Balance of short-term and long-term marketing objectives
Because the full customer lifetime value calculation utilizes an appropriate discount rate, CLV is a marketing metric, which provides a balance between short-term and long-term marketing goals. This is because the discount rate converts future customer profitability into present value profitability – making it easy to directly compare cash flows (customer revenue and costs) at different time periods.
Therefore, if a marketer looks to maximize customer lifetime value (CLV) then by doing so they will also ensure that they have an appropriate balance between a short and long-term view. This allows the marketer to prioritize various marketing activities and investments based upon the best financial return over time.
Marketing budgeting decisions
One of the challenges for marketers is to determine an appropriate marketing budget. By calculating customer’s lifetime value, the firm can then determine an appropriate budget for various marketing costs in a per customer basis.
The customer lifetime formula is quite helpful when selecting between different marketing objectives and programs, particularly if the firm is interested in maximizing its marketing ROI. What is the best allocation of the marketing budget? Should marketing be focused on customer acquisition, customer retention, or increasing share of customer? What value is there in trying to leverage word-of-mouth?
An effective way to answer these marketing budget questions is to utilize the strength of the customer lifetime Excel template available on this site is to scenario test different marketing programs.
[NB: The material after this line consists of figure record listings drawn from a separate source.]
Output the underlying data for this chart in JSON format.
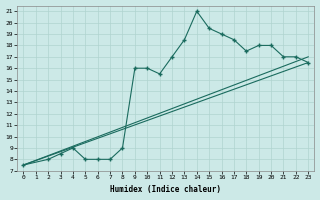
{
  "xlabel": "Humidex (Indice chaleur)",
  "xlim": [
    -0.5,
    23.5
  ],
  "ylim": [
    7,
    21.5
  ],
  "xticks": [
    0,
    1,
    2,
    3,
    4,
    5,
    6,
    7,
    8,
    9,
    10,
    11,
    12,
    13,
    14,
    15,
    16,
    17,
    18,
    19,
    20,
    21,
    22,
    23
  ],
  "yticks": [
    7,
    8,
    9,
    10,
    11,
    12,
    13,
    14,
    15,
    16,
    17,
    18,
    19,
    20,
    21
  ],
  "bg_color": "#cce9e7",
  "line_color": "#1a6b5e",
  "grid_color": "#b0d4d0",
  "lines": [
    {
      "x": [
        0,
        2,
        3,
        4,
        5,
        6,
        7,
        8,
        9,
        10,
        11,
        12,
        13,
        14,
        15,
        16,
        17,
        18,
        19,
        20,
        21,
        22,
        23
      ],
      "y": [
        7.5,
        8,
        8.5,
        9,
        8,
        8,
        8,
        9,
        16,
        16,
        15.5,
        17,
        18.5,
        21,
        19.5,
        19,
        18.5,
        17.5,
        18,
        18,
        17,
        17,
        16.5
      ],
      "has_markers": true
    },
    {
      "x": [
        0,
        23
      ],
      "y": [
        7.5,
        17
      ],
      "has_markers": false
    },
    {
      "x": [
        0,
        23
      ],
      "y": [
        7.5,
        16.5
      ],
      "has_markers": false
    }
  ]
}
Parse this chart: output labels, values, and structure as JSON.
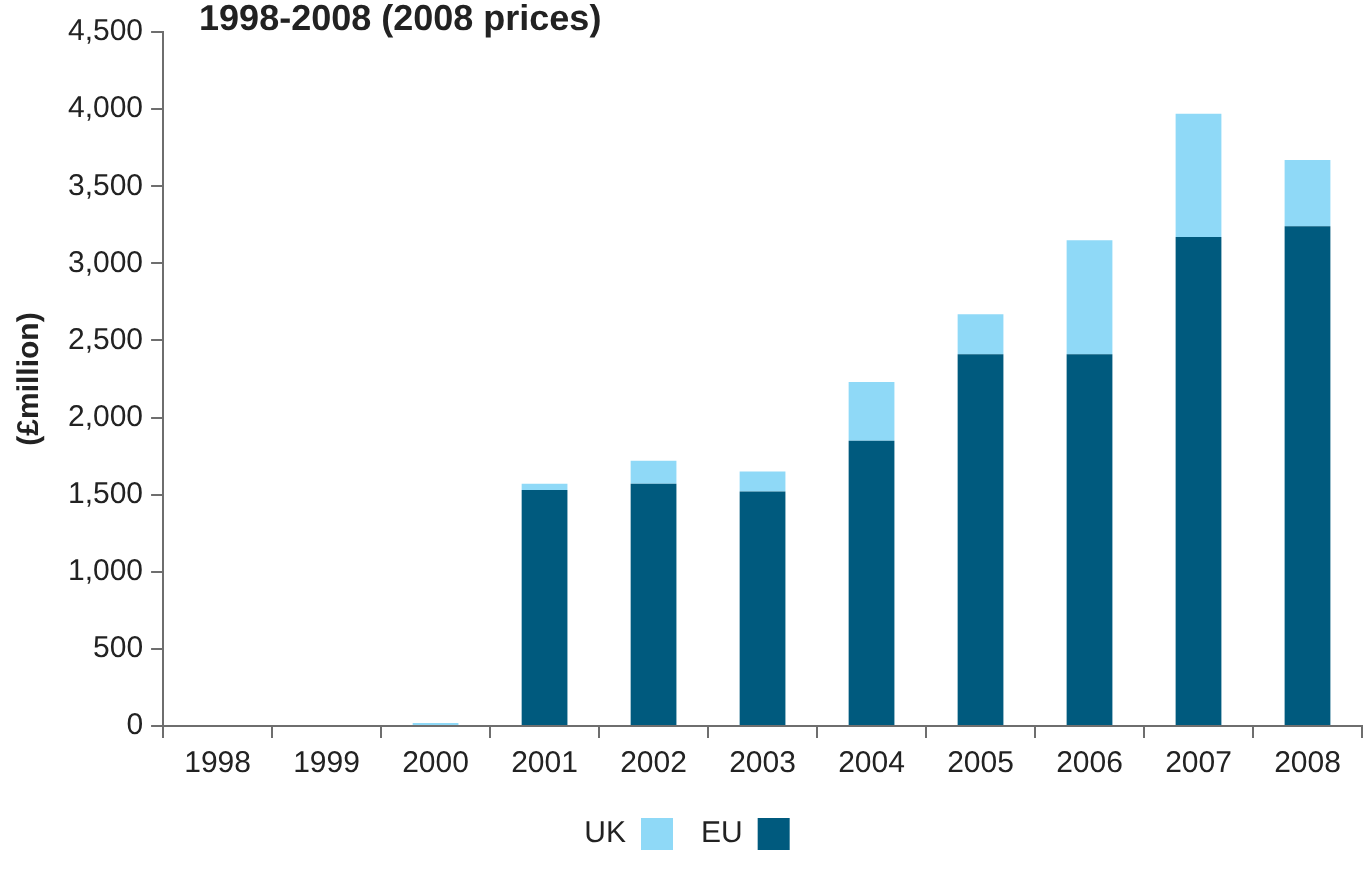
{
  "chart_data": {
    "type": "bar",
    "title": "1998-2008 (2008 prices)",
    "ylabel": "(£million)",
    "categories": [
      "1998",
      "1999",
      "2000",
      "2001",
      "2002",
      "2003",
      "2004",
      "2005",
      "2006",
      "2007",
      "2008"
    ],
    "series": [
      {
        "name": "EU",
        "color": "#005a7e",
        "values": [
          0,
          0,
          0,
          1530,
          1570,
          1520,
          1850,
          2410,
          2410,
          3170,
          3240
        ]
      },
      {
        "name": "UK",
        "color": "#8fd9f7",
        "values": [
          0,
          0,
          20,
          40,
          150,
          130,
          380,
          260,
          740,
          800,
          430
        ]
      }
    ],
    "stacked": true,
    "ylim": [
      0,
      4500
    ],
    "yticks": [
      0,
      500,
      {
        "value": 1000,
        "label": "1,000"
      },
      {
        "value": 1500,
        "label": "1,500"
      },
      {
        "value": 2000,
        "label": "2,000"
      },
      {
        "value": 2500,
        "label": "2,500"
      },
      {
        "value": 3000,
        "label": "3,000"
      },
      {
        "value": 3500,
        "label": "3,500"
      },
      {
        "value": 4000,
        "label": "4,000"
      },
      {
        "value": 4500,
        "label": "4,500"
      }
    ],
    "grid": false,
    "legend": "bottom"
  }
}
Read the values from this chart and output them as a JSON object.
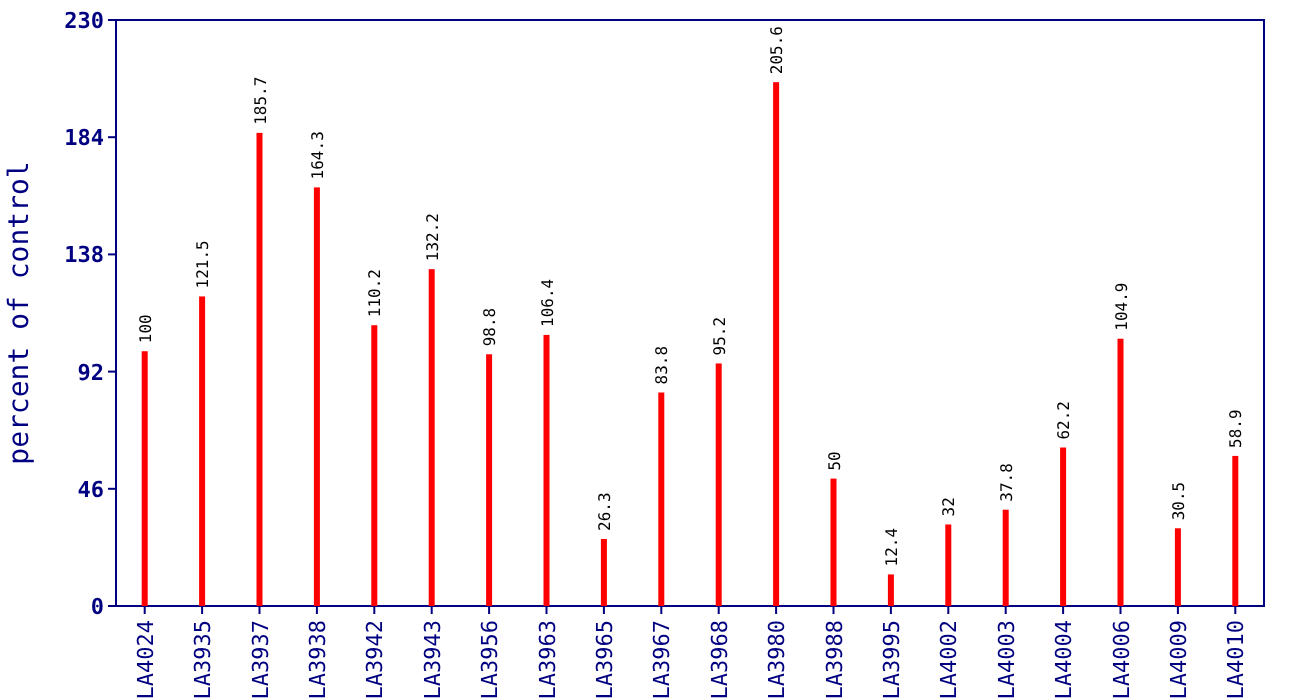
{
  "chart_data": {
    "type": "bar",
    "ylabel": "percent of control",
    "categories": [
      "LA4024",
      "LA3935",
      "LA3937",
      "LA3938",
      "LA3942",
      "LA3943",
      "LA3956",
      "LA3963",
      "LA3965",
      "LA3967",
      "LA3968",
      "LA3980",
      "LA3988",
      "LA3995",
      "LA4002",
      "LA4003",
      "LA4004",
      "LA4006",
      "LA4009",
      "LA4010"
    ],
    "values": [
      100,
      121.5,
      185.7,
      164.3,
      110.2,
      132.2,
      98.8,
      106.4,
      26.3,
      83.8,
      95.2,
      205.6,
      50,
      12.4,
      32,
      37.8,
      62.2,
      104.9,
      30.5,
      58.9
    ],
    "color": "#ff0000",
    "ylim": [
      0,
      230
    ],
    "yticks": [
      0,
      46,
      92,
      138,
      184,
      230
    ],
    "data_labels": true
  }
}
For example, if the company was able to create a more cost effective acquisition program (and reduce average customer acquisition costs), then what impact that they have on customer lifetime value? This outcome could then be compared against the financial outcome of investing the same marketing energy and programs into increase customer loyalty (the lifetime of the customer). By scenario testing customer lifetime values, then a marketing budget can be structured according to the best marketing ROI return.
The company’s history of customer profitability analysis provides an excellent input into creating reliable scenario tests for customer lifetime value purposes.